Thursday, 10 April 2014
Ship Worms UK and the Flying Foam West Shore Llandudno
An interesting project is underway at Bournemouth University to develop a national and international database about shipworms. Project leader is Paola Palma, programme leader in MSc Maritime Archaeology at Bournemouth University, whose research interests include the monitoring, degradation, and preservation of Underwater Cultural Heritage. The boring molluscs of the Teredinidae family, commonly known as shipworms, are notorious for the high level of damage they cause in wooden ships and other structures in the marine environment. Indeed the destructive potential of shipworm, especially to archaeological wood, is often underestimated. Internally, attacked timbers may be thoroughly honeycombed although externally the wood may look intact.
But shipworms are not a recent problem. They were a well-known problem to all ancient mariners because of the damage they caused to the hulls of ships. In fact it was such a big issue that even poets and historians like Ovid and Pliny were writing about it in Roman times.
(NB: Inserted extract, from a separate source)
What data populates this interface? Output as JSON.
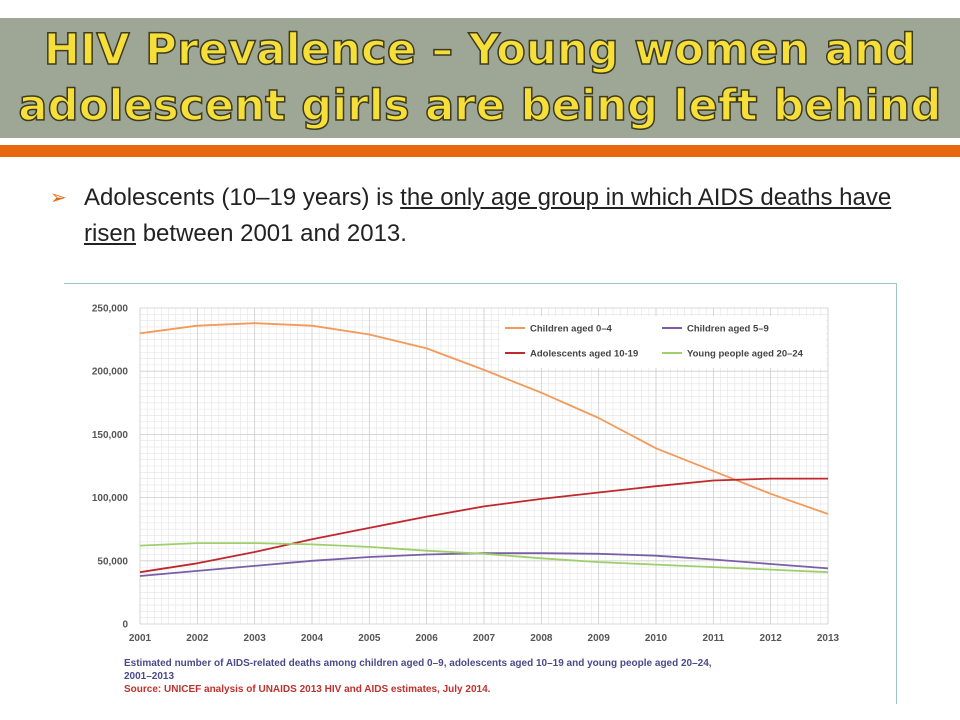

Different approaches were taken to try and solve the problem – such as “covering the keel with a sacrificial timber called a 'worm shoe', and sheathing the hulls with lead or copper. Other attempts to remove the problem include painting the hull with tar, or lime and fish oil, or when possible, ships were run upriver into fresh water where all marine growth and borers would die in a few days. Despite these efforts and more, a huge number of ships were wrecked, across the centuries, due to shipworms attack.
With the wreck of the Flying Foam lying on the west shore, Llandudno, it will be an interesting investigation to see if the timbers are subject to any of this type of degradation.
Two ways to check this out. First a visual inspection of the timbers, and then some microscope work, of small timber samples by Paola in Bournemouth. We are hoping to write a short paper on our findings.